Mahkemece yapılacak iş; komşu işyeri tanıkları olarak dinlenen tanıkların komşu işyerlerinde çalıştıklarını gösteren kayıtlarını getirtmek, kayıtlarının bulunmadığı veya çalışmalarının uyuşmazlık döneminin tümünü kapsamadığı hallerde davanın nitelikçe kamu düzenini ilgilendirdiği nazara alınıp araştırma genişletilerek SGK. ilgili İl Müdürlüğünden gerekirse zabıtaca komşu işyerlerinde benzer işi yapan işlerle uğraşan işverenler veya bu işverenlerin resmi kayıtlarına geçmiş çalışanlar tesbit edilip beyanlarına başvurmak ve sonucuna göre karar vermekten ibarettir.
Mahkemece bu maddi ve hukuki olgular nazara alınmaksızın eksik araştırma ve incelme ile yazılı şekilde karar verilmesi usul ve yasaya aykırı olup bozma nedenidir.

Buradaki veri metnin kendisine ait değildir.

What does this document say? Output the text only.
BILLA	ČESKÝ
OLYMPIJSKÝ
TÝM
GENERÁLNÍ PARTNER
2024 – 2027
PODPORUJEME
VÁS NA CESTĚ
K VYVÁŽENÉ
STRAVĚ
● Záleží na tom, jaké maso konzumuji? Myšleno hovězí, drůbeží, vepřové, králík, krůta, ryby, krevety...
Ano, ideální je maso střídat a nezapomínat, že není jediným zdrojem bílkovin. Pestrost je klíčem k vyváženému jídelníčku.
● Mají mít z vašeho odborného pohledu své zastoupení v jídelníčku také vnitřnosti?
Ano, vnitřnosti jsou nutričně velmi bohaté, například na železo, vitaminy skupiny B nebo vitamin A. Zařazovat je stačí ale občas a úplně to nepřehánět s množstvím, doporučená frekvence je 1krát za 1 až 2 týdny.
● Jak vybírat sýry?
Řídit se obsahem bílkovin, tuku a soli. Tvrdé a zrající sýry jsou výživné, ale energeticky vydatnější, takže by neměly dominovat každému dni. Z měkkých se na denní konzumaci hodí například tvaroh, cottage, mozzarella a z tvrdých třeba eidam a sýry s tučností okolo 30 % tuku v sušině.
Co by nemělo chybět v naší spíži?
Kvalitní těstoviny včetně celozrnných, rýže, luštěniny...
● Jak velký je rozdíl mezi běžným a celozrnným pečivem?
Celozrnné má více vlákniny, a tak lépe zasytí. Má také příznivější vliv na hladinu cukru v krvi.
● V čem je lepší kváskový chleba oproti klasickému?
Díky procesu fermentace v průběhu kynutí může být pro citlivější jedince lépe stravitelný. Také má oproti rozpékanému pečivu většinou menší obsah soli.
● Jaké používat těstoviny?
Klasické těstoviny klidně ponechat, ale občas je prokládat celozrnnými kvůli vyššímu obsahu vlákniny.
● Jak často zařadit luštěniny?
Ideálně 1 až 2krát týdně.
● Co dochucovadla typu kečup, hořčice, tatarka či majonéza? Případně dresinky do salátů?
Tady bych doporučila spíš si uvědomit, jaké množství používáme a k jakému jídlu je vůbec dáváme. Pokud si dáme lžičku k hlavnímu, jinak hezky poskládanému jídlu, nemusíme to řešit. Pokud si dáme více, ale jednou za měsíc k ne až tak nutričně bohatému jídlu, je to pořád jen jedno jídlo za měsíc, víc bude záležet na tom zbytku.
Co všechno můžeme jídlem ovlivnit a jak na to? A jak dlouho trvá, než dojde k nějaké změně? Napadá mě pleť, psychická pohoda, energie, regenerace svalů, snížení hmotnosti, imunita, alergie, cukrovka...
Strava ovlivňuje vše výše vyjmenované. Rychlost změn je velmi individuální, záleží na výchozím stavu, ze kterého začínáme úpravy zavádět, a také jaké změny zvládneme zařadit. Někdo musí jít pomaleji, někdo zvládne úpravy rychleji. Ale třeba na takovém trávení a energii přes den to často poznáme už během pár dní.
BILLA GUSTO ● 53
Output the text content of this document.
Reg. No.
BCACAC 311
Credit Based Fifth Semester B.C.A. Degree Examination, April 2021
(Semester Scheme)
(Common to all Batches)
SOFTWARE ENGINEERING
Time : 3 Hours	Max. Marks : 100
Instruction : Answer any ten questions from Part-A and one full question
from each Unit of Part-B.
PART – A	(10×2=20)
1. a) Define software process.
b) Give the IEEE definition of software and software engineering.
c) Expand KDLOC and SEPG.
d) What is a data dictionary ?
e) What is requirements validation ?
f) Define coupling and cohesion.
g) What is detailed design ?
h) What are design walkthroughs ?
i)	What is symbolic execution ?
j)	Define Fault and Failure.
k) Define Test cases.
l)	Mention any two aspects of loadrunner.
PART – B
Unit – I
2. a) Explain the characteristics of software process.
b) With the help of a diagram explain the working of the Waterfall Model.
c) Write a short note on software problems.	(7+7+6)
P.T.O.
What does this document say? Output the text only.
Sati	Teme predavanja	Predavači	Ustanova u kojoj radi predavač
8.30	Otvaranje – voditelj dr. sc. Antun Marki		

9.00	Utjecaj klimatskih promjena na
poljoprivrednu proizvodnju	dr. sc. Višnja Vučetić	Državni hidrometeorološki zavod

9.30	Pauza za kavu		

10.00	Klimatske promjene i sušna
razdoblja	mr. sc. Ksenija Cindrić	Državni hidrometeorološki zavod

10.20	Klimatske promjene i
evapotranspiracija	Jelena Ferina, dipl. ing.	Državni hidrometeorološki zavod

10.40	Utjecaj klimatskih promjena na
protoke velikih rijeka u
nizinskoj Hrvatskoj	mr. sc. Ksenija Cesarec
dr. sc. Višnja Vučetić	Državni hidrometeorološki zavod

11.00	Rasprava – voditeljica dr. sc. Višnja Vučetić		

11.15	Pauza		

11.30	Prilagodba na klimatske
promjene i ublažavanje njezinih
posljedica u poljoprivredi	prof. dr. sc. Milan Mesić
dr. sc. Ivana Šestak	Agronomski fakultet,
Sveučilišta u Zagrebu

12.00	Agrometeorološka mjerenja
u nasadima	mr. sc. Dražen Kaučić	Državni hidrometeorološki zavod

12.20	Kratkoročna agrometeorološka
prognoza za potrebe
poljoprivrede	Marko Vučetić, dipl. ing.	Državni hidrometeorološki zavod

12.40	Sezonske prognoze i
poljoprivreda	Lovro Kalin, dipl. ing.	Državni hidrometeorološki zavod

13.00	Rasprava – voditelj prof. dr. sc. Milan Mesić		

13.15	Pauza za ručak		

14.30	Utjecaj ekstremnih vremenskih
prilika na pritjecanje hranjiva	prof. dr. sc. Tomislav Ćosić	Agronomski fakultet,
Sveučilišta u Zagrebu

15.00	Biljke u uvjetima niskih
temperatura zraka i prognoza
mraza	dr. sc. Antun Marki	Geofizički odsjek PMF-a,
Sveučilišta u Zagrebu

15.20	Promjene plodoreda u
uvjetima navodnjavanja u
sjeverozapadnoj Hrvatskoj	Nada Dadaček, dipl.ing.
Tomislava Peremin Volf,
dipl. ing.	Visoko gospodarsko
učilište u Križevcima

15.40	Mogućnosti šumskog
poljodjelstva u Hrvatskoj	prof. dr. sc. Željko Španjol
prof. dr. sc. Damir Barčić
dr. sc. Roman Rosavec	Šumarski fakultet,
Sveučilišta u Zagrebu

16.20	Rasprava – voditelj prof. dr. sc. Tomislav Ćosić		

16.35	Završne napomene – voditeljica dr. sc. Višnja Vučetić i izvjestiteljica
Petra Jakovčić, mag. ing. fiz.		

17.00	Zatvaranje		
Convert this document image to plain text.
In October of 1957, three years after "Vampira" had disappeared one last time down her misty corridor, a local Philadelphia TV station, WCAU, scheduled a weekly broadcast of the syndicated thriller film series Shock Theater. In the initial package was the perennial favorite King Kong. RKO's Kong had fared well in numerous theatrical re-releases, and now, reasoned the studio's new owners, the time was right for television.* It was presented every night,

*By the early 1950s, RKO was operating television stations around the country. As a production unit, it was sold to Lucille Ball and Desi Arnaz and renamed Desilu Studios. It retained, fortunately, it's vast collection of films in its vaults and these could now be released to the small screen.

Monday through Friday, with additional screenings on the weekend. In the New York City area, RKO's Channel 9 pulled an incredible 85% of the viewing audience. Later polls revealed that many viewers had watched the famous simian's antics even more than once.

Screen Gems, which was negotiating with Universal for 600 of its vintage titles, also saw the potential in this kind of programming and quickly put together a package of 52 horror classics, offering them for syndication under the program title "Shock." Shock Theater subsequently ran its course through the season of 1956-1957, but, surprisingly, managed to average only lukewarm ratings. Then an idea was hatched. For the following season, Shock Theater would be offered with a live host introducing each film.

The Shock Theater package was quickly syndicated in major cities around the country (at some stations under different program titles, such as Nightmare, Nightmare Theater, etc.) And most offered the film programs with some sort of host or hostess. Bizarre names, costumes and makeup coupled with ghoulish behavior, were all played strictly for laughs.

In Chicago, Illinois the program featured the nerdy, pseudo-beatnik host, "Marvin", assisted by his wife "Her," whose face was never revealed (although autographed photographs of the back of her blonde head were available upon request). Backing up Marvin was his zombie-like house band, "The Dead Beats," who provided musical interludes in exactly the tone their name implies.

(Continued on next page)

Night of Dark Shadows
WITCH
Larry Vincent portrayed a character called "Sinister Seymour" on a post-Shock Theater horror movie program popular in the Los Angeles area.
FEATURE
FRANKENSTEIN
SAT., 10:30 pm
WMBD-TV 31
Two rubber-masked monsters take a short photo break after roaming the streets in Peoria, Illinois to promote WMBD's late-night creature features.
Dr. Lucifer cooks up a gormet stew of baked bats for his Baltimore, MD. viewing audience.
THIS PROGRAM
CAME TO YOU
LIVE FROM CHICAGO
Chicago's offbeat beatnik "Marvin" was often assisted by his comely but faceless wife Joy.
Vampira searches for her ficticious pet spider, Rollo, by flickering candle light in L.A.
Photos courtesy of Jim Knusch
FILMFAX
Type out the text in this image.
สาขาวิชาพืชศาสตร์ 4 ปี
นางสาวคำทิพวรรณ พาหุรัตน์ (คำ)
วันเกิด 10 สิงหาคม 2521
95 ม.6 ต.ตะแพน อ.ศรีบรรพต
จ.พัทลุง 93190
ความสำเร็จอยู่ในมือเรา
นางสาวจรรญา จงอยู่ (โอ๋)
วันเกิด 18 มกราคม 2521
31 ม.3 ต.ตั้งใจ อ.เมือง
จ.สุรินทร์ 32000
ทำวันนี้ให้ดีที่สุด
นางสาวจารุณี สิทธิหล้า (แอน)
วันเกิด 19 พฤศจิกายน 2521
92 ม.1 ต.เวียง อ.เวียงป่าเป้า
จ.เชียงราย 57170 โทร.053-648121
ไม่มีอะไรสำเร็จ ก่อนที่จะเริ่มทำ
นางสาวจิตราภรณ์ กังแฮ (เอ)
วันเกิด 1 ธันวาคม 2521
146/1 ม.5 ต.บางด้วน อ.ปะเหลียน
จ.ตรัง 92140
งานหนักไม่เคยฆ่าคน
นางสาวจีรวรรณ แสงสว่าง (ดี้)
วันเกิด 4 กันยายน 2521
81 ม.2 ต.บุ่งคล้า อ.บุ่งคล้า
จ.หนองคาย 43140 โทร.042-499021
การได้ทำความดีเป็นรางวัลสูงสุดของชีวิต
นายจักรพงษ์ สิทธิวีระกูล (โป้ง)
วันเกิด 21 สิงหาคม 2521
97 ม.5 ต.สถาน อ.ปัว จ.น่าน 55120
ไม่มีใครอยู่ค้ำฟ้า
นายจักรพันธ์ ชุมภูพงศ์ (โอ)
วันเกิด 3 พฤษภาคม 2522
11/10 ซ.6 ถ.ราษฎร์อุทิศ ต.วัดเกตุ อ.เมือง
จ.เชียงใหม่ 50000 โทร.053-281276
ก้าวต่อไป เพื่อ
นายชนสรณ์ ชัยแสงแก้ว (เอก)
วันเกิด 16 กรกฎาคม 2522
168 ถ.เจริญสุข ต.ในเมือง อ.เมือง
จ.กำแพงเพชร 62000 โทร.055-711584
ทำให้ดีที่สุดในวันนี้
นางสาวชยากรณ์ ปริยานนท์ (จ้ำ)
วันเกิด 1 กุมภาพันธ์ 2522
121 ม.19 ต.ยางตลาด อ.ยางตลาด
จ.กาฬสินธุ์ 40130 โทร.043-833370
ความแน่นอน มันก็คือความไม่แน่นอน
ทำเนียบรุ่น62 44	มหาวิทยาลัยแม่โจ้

O halde tarafların bu yönleri amaçlayan temyiz itirazları kabul edilmeli ve hüküm bozulmalıdır.
SONUÇ: Hükmün yukarıda açıklanan nedenlerle BOZULMASINA, temyiz harcının istek halinde davacı ile davalı işverene iadesine, 12.2.2009 gününde oybirliğiyle karar verildi.